Eliminar la crítica. A veces, nos olvidamos de que tendremos que dar cuenta a Dios de toda palabra ociosa. De nuestros labios sólo deben emanar expresiones de gratitud. Debemos confiar en Dios y entender que él cuida de su iglesia. “El espíritu de crítica y censura no debiera hallar cabida en el hogar. La paz de éste es demasiado sagrada para ser mancillada por ese espíritu. Pero ¡cuán a menudo, cuando están sentados para comer, los miembros de la familia hacen circular un plato de crítica, censura y escándalo! Si Cristo viniese hoy, ¿no hallaría muchas familias que profesan ser cristianas cultivando el espíritu de crítica y crueldad?

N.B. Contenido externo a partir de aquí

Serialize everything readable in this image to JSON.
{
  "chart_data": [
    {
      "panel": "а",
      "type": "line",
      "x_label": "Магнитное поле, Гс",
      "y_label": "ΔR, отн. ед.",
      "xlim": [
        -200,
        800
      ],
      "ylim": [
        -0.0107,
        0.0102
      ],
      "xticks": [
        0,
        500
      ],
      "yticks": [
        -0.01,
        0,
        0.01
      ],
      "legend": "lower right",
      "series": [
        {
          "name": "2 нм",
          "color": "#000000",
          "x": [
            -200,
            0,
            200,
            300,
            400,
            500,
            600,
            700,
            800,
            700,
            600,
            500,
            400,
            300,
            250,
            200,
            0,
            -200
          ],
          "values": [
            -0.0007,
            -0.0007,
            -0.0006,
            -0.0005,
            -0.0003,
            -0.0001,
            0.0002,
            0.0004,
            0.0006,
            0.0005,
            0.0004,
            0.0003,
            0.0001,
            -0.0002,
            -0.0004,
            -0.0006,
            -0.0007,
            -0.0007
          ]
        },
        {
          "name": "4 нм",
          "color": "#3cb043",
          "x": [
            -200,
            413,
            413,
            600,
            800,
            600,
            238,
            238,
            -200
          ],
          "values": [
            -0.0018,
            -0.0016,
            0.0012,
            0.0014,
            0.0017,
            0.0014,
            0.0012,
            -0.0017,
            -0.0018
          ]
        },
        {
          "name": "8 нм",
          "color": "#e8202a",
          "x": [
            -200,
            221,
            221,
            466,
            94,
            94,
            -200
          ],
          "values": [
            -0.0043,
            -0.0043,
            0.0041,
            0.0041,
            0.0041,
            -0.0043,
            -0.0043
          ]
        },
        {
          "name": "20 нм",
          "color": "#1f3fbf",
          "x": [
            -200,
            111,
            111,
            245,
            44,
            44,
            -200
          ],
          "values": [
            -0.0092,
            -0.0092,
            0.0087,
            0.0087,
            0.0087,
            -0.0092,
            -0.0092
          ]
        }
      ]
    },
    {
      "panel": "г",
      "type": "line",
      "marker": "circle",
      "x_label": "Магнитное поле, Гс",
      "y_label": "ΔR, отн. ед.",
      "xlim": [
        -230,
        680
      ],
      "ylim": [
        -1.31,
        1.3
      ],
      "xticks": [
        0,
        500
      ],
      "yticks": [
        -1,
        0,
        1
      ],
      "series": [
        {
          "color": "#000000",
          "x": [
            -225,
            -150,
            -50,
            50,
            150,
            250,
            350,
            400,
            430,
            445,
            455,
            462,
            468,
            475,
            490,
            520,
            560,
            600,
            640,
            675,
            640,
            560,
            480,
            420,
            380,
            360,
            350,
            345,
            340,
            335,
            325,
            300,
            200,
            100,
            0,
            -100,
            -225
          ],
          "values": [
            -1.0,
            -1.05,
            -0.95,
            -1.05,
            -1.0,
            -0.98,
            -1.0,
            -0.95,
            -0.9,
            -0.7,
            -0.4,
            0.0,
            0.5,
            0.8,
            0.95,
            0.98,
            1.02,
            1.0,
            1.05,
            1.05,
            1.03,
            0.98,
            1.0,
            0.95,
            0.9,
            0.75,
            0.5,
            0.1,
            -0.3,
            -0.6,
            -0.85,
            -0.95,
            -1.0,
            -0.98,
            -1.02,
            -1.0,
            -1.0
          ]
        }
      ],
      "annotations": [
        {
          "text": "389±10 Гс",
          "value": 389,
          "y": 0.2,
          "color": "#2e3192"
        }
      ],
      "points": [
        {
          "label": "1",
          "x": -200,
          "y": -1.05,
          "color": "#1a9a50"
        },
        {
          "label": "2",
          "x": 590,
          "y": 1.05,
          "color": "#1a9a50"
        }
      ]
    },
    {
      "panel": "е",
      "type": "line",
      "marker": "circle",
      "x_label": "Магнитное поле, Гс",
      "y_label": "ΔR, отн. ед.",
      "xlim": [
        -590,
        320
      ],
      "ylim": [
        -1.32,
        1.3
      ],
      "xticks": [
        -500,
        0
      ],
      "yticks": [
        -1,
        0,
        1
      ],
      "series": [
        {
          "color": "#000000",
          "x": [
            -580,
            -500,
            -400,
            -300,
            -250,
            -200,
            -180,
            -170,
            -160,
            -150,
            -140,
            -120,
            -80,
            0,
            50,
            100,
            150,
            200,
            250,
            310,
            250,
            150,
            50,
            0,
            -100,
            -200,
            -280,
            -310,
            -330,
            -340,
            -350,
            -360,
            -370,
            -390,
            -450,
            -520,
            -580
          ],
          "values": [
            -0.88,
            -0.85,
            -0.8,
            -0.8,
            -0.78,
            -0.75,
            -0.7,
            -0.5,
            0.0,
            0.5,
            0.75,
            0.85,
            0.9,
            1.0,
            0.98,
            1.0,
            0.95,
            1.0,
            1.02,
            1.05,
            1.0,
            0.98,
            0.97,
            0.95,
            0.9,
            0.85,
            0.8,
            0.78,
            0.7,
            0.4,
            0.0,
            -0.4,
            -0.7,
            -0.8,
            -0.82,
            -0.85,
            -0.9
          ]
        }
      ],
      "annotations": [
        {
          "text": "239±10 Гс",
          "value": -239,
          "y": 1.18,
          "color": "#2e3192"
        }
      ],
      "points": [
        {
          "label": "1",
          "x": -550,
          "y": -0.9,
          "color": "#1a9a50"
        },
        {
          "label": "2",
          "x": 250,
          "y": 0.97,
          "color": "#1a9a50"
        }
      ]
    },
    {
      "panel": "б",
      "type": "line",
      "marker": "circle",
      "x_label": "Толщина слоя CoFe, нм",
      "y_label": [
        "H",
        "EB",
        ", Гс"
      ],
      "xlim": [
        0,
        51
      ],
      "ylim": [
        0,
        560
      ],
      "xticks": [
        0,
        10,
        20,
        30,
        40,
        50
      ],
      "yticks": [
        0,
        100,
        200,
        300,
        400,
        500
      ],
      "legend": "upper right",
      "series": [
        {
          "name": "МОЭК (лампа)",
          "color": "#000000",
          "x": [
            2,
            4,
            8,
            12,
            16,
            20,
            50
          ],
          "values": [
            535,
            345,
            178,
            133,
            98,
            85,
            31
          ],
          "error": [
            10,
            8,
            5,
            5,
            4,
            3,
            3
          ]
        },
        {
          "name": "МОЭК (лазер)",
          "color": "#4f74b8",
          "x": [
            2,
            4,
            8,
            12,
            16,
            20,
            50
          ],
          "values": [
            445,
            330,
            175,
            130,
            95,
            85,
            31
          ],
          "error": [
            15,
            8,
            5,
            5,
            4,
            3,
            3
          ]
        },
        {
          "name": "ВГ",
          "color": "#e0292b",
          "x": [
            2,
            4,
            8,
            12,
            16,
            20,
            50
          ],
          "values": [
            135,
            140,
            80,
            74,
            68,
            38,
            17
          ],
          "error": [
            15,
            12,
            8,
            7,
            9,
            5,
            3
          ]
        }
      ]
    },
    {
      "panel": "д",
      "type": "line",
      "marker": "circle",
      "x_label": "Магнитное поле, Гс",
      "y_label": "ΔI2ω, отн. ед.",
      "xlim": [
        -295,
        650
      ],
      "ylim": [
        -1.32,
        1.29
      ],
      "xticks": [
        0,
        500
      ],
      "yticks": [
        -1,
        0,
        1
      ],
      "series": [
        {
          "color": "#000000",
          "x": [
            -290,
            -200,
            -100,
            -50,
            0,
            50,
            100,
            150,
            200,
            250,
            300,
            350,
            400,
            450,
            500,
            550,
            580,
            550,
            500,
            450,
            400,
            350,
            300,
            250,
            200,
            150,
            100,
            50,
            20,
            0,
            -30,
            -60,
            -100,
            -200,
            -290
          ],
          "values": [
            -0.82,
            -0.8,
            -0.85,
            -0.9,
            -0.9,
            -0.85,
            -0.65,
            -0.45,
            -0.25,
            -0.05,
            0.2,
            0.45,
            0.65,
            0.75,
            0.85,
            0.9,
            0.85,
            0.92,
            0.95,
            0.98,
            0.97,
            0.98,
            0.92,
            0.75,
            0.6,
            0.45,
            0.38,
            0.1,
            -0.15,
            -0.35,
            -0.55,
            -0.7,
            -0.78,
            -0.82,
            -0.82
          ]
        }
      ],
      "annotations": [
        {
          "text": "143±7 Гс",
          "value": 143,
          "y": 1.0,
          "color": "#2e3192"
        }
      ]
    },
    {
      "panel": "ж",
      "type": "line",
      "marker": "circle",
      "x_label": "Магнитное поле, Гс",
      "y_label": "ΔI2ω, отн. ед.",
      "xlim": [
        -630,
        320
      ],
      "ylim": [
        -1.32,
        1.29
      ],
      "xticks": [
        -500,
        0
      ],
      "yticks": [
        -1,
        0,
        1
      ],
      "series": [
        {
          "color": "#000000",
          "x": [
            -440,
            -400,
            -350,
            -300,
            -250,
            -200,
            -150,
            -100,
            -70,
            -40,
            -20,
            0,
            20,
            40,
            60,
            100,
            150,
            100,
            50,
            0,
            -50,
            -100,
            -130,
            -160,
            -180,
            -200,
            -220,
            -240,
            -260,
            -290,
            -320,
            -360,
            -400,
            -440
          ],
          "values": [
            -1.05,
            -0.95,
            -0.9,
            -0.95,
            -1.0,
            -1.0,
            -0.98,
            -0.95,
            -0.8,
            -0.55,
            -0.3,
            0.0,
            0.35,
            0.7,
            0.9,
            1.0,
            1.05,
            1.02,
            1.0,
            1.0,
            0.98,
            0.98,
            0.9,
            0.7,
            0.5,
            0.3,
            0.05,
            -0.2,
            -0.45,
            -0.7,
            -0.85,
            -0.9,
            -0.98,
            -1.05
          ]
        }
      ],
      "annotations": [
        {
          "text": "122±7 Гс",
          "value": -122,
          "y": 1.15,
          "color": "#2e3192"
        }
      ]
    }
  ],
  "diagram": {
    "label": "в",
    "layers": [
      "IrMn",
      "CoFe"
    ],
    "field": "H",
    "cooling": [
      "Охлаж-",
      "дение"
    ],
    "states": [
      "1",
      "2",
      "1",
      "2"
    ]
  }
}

Los miembros de tales familias no están listos para unirse con la familia de celestial”.[5]

La medida de un líder

La salvación de nuestras familias es el intenso deseo del Señor que nos llamó. El enemigo procura lo contrario, y reúne todos sus esfuerzos para conseguir sus propósitos de destrucción.

De rodillas ganaremos nuestras familias para Dios; con amor, no con azotes, conduciremos nuestros hijos al cielo. El líder que descuida su hogar no está capacitado para dirigir la iglesia, no importa qué talentos naturales posea, mucho menos los buenos resultados que pueda obtener en su trabajo.

Debemos tomar más en serio el hecho de que Pablo es contundente al afirmar que el guía del pueblo de Dios que no administra bien su casa, tampoco está en condiciones de administrar adecuadamente la iglesia, no importa en qué sector de ella actúe.

Sobre el autor: Licenciado en Teología, Filosofía y Educación, y magíster en Teología, es profesor de la Facultad de Teología de la Universidad Adventista del Plata, Libertador San Martín, Rep. Argentina.


Referencias

[1] Elena G. de White, Conducción del niño, p. 383.

[2] Elena G. de White, La historia de la redención, p. 333.

[3] Elena G. de White, Mensajes selectos, t. 1, p. 454.

[4] Elena G. de White, Patriarcas y profetas, pp. 139, 140.

[5] Elena G. de White, El hogar adventista, p. 400.